Real Estate Investments: Actively Mitigate the Risks

Like any investment, real estate projects are also subject to the possibility of losses. Vacancies, unforeseen expenses and market fluctuations can turn a promising investment into a financial burden. So what are some simple points to bear in mind here?

The location and the expected income are key factors for the profitability of a property. An important warning signal for possible risks are, for example, ‘’overrent’ or ‘underrent’. Overrent refers to the portion of the rent that is above the market average rent rates. Overrent is agreed, for instance, to compensate for structural facilities utilised by the tenant that were built by the landlord. However, if there is no obvious reason, possible causes should be investigated. After all, rental income that suddenly promises a 50 percent increase in income cannot be expected in the long-term. They are neither sustainable for ongoing operations nor do they provide valid data for the valuation of the property.

The recent insolvency of the real estate company Signa-Holding and possibly inadequate risk and scenario analyses by investors is not the first case where the value of properties has presumably been inflated by increased rents. There was a similar case of damage to a private bank – with far lower rental income from a villa. In 2012, this project alone resulted in eight million euros damages to the company.

Why Portfolio Monitoring is Cool

So what can protect against unpleasant surprises? The alarm bells of a portfolio management system usually warn property owners, investors or managers. A comparison with standard market rents alone helps. The tools have a cash flow and forecast calculation that calculates the profitability of a property even in different scenarios, for example, a weakening economy or rising interest rates – whether the expected income will continue to cover the interest burden, known as the debt-service coverage ratio (DSCR). It is a classic KPI for the future viability of a business model.

Active Portfolio Monitoring (APM) helps to achieve greater independence: the APM module of ICRS, a property management tool, saves work by automatically monitoring changes and developments across all assets in a portfolio as an assistant. The system notifies users by e-mail in the event of anomalies. This could be a sudden increase in vacancies or a rise in rents above a certain percentage. Asset managers can also define rules for their own requirements and – if they wish – utilise a comprehensive set of predefined rules that can be easily activated.

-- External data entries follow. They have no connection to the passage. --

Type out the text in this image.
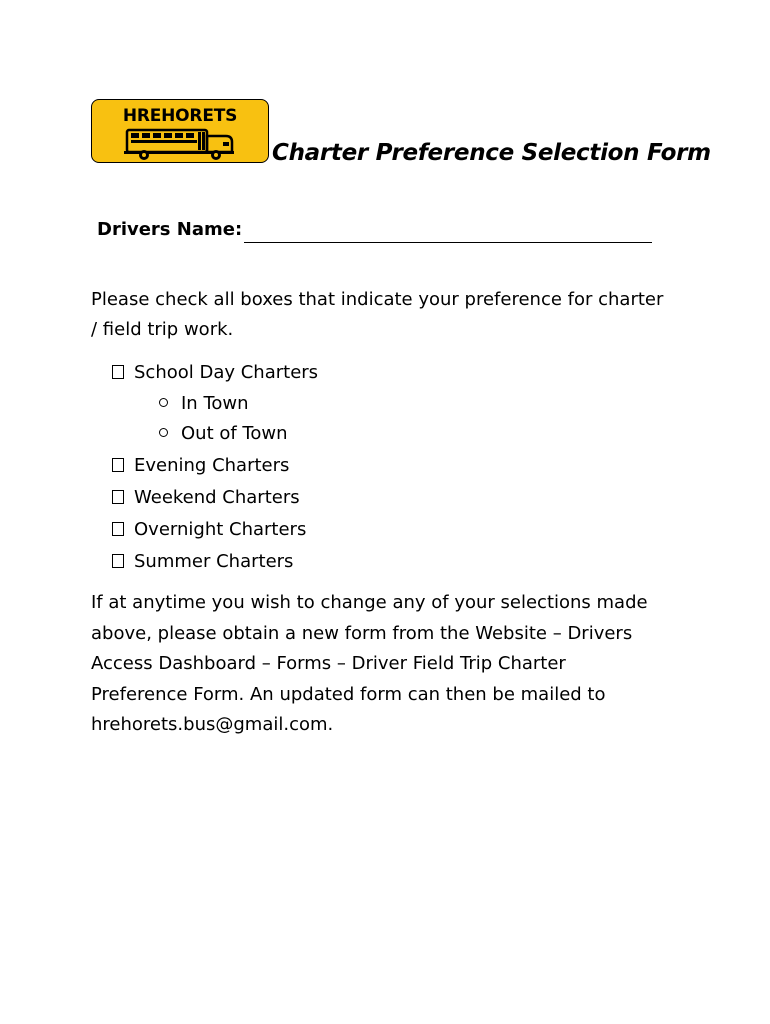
HREHORETS
Charter Preference Selection Form
Drivers Name:
Please check all boxes that indicate your preference for charter
/ field trip work.
School Day Charters
In Town
Out of Town
Evening Charters
Weekend Charters
Overnight Charters
Summer Charters
If at anytime you wish to change any of your selections made
above, please obtain a new form from the Website – Drivers
Access Dashboard – Forms – Driver Field Trip Charter
Preference Form. An updated form can then be mailed to
hrehorets.bus@gmail.com.
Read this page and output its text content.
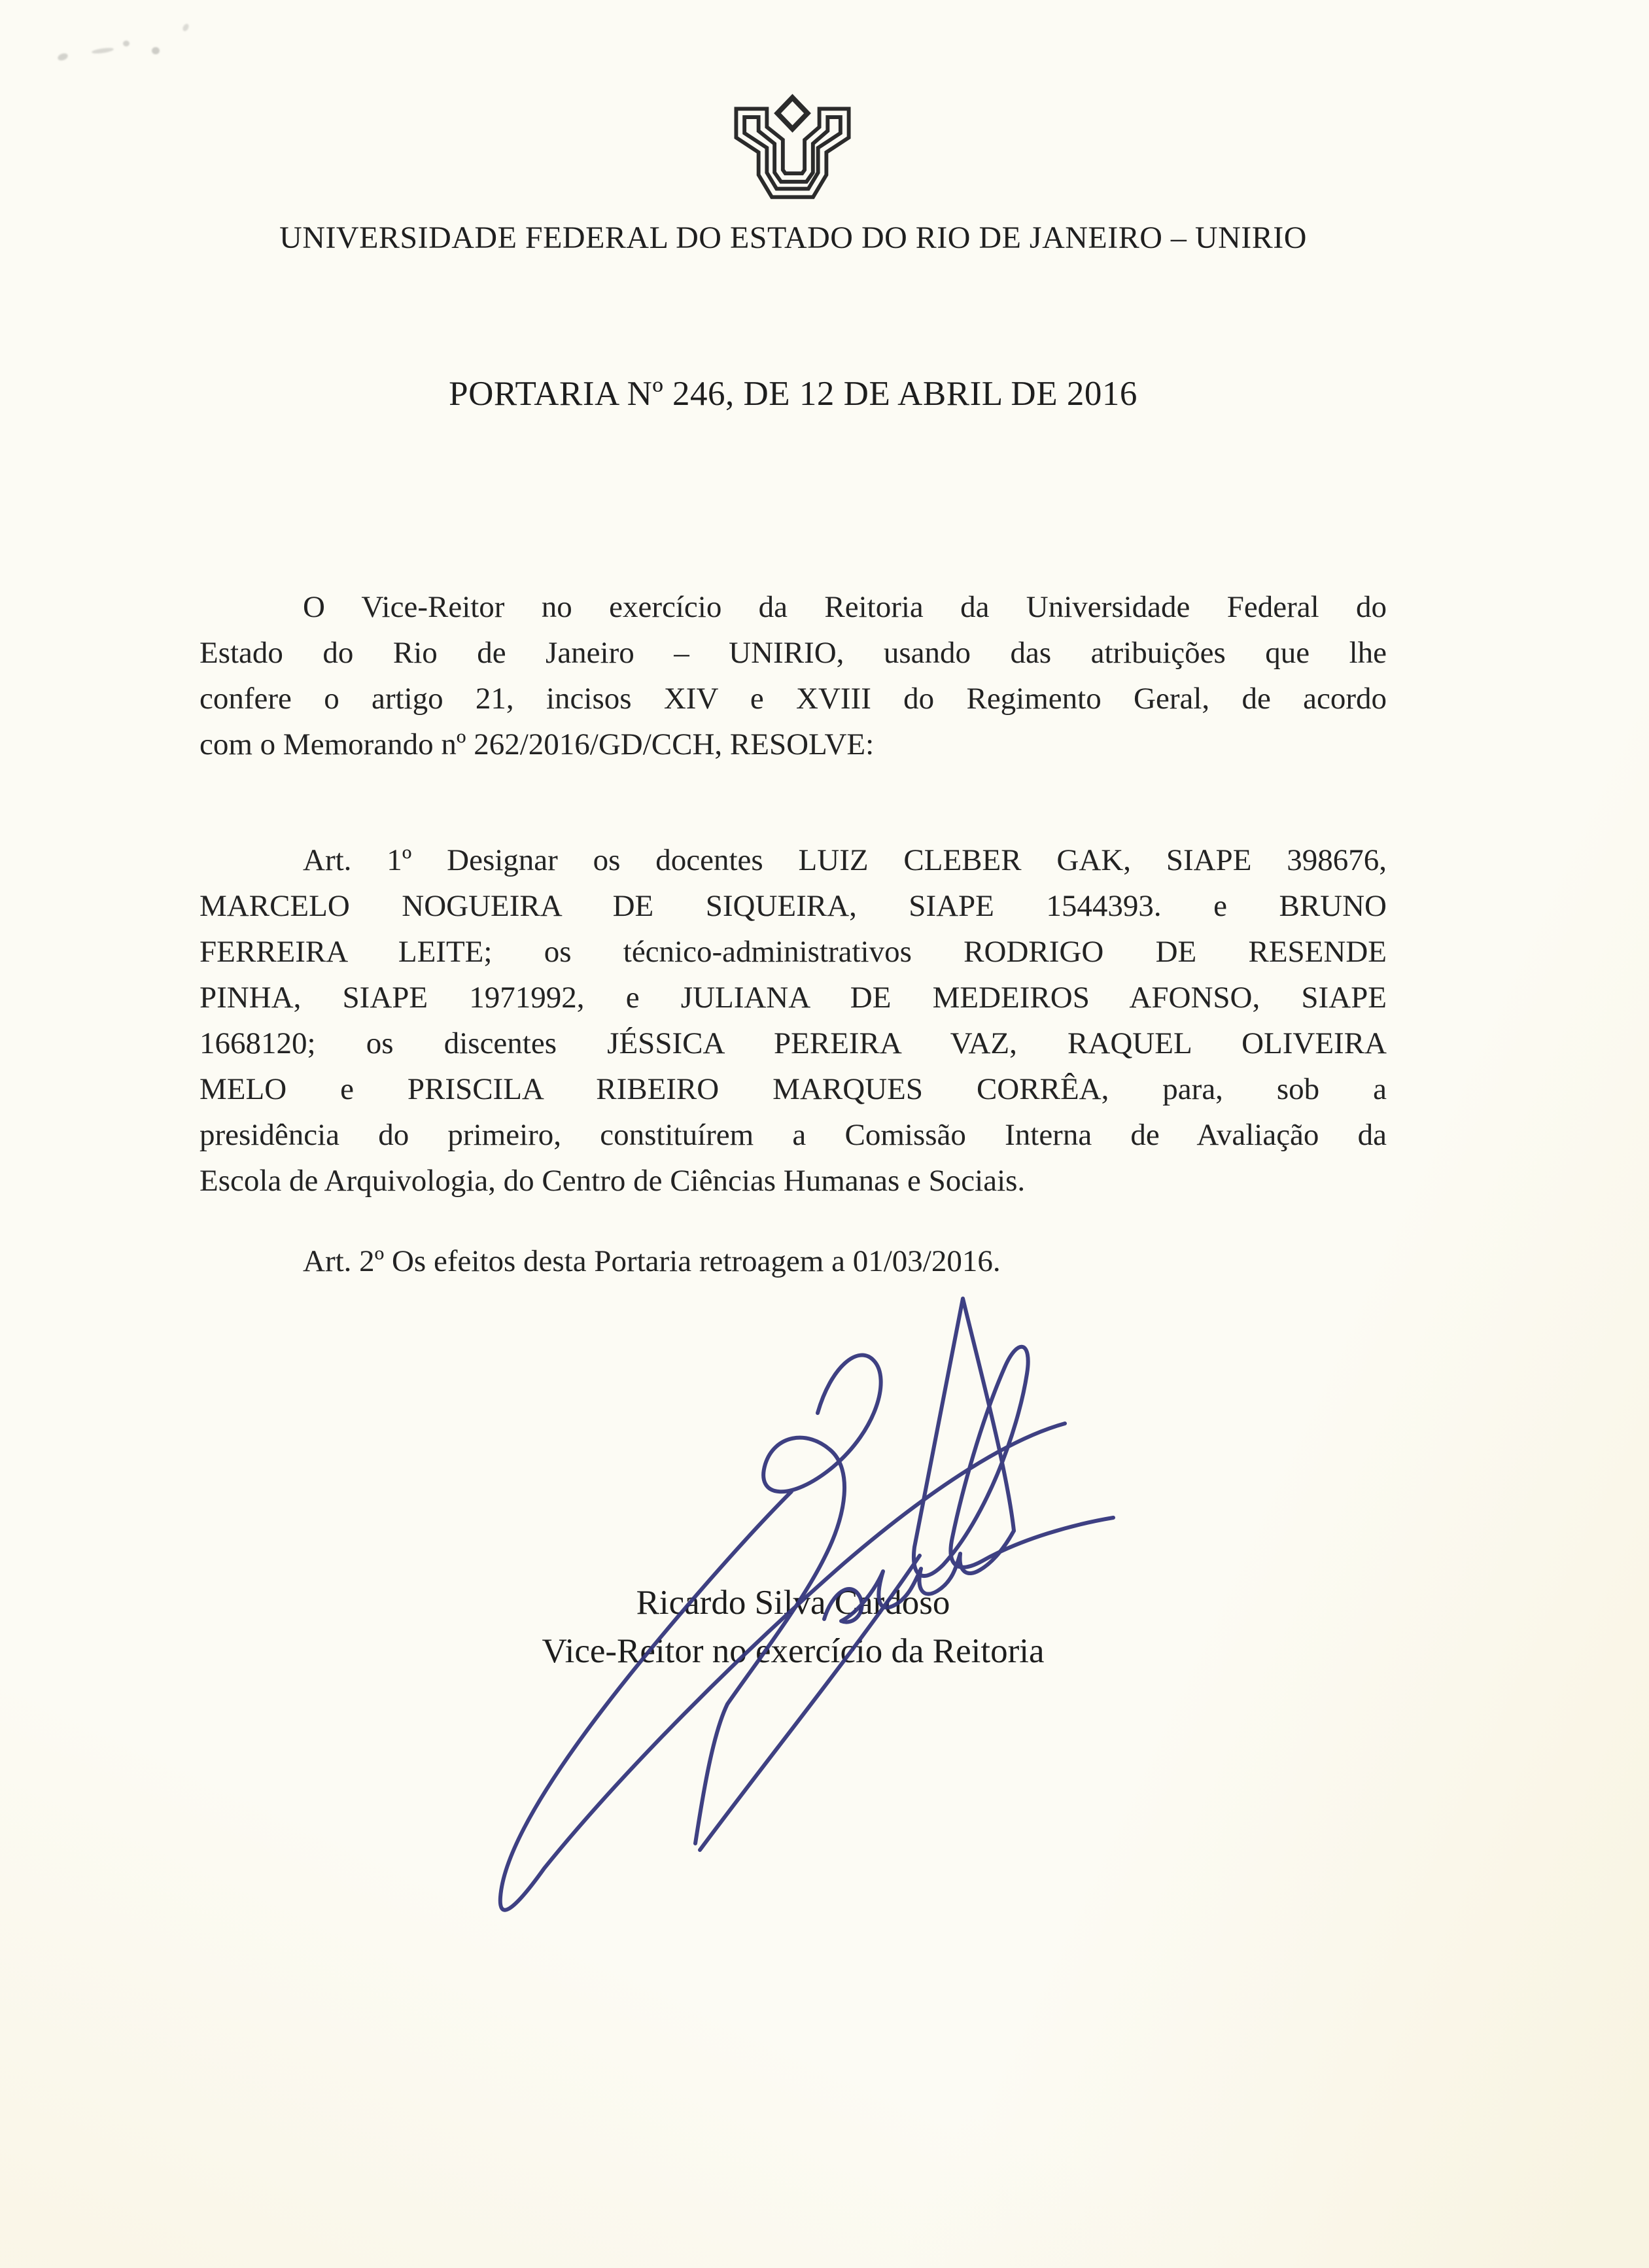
UNIVERSIDADE FEDERAL DO ESTADO DO RIO DE JANEIRO – UNIRIO
PORTARIA Nº 246, DE 12 DE ABRIL DE 2016
O Vice-Reitor no exercício da Reitoria da Universidade Federal do
Estado do Rio de Janeiro – UNIRIO, usando das atribuições que lhe
confere o artigo 21, incisos XIV e XVIII do Regimento Geral, de acordo
com o Memorando nº 262/2016/GD/CCH, RESOLVE:
Art. 1º Designar os docentes LUIZ CLEBER GAK, SIAPE 398676,
MARCELO NOGUEIRA DE SIQUEIRA, SIAPE 1544393. e BRUNO
FERREIRA LEITE; os técnico-administrativos RODRIGO DE RESENDE
PINHA, SIAPE 1971992, e JULIANA DE MEDEIROS AFONSO, SIAPE
1668120; os discentes JÉSSICA PEREIRA VAZ, RAQUEL OLIVEIRA
MELO e PRISCILA RIBEIRO MARQUES CORRÊA, para, sob a
presidência do primeiro, constituírem a Comissão Interna de Avaliação da
Escola de Arquivologia, do Centro de Ciências Humanas e Sociais.
Art. 2º Os efeitos desta Portaria retroagem a 01/03/2016.
Ricardo Silva Cardoso
Vice-Reitor no exercício da Reitoria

A scenario analysis takes into account various macroeconomic developments, such as inflation and cost scenarios. This allows assumptions to be made as to how purchase prices and rental prices will develop. In terms of location criteria, for example, purchase prices in suburban or rural locations are currently falling more sharply. Property prices in central locations, on the other hand, are relatively stable. These are important factors for portfolio management, which ideally should be broadly diversified. A distribution of ‘prime’ and less expensive locations, a distribution across different cities and countries, but perhaps also different types of property use depending on a core strategy are often recommended. The bottom line is that investments should not be concentrated in a single type of property in just one region. However, the larger and more diverse portfolios become, the more important it is to use management and analysis tools to avoid clustering – similar to an equity portfolio.